Un autre médecin du travail, le Dr Jean-Louis Zylberberg se déclare lui aussi sous la pression directe d'employeurs. Membre de l'APST, un service de santé au travail pour des entreprises du BTP en Île-de-France, il était menacé de licenciement en raison de relations tendues avec plusieurs entreprises dont il suit les salariés (dont certains faisaient l’objet d’avis d’inaptitude de sa part pour risques psychosociaux).
Double contrainte
Outre l'attitude des employeurs, la profession s'en prend volontiers à l'Ordre des médecins, accusé d'être complice du patronat dans ses jugements.
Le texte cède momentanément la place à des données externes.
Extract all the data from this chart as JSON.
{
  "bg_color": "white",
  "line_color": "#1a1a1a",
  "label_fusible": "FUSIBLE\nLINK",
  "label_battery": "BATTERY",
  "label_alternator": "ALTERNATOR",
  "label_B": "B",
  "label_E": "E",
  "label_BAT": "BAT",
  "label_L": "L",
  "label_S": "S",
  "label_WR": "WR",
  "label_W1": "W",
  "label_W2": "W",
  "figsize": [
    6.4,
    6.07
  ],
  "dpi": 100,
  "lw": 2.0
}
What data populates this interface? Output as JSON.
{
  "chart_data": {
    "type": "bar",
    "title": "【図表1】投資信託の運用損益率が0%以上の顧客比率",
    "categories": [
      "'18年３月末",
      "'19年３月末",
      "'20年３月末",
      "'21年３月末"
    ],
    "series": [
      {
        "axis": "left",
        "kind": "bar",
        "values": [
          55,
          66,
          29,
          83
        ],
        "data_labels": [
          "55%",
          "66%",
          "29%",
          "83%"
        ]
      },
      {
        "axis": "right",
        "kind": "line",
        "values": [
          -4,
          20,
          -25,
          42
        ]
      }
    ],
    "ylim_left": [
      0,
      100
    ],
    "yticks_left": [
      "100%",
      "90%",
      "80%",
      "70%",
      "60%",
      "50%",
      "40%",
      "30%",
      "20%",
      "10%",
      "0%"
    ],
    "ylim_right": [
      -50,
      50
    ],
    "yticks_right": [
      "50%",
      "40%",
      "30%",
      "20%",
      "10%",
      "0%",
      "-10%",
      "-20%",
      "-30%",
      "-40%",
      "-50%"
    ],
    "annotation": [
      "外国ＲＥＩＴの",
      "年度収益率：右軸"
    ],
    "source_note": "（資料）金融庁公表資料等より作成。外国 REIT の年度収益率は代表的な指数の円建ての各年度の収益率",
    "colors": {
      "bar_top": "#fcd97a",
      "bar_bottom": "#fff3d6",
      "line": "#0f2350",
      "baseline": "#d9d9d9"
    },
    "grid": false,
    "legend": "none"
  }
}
Le Dr Jacques Roux, psychiatre, a été autrefois membre ordinal – au niveau régional – avant de démissionner. Son regard sur l'institution est amer. « On nous interdit d'écrire sur les arrêts de travail que, par exemple, la dépression est due au travail », raconte-t-il, en référence à l'article 28 du code de déontologie qui proscrit la délivrance de certificats de complaisance… « Le médecin du travail subit une double contrainte permanente, résume le Dr Rodriguez. Il doit rendre compte d'une souffrance au travail et en même temps on le lui interdit ».
Le 8 juin, les médecins du travail suivront avec attention les appels devant l'Ordre national de leurs deux confrères, les Drs Berneron et Huez, également accusés de certificats de complaisance par des entreprises.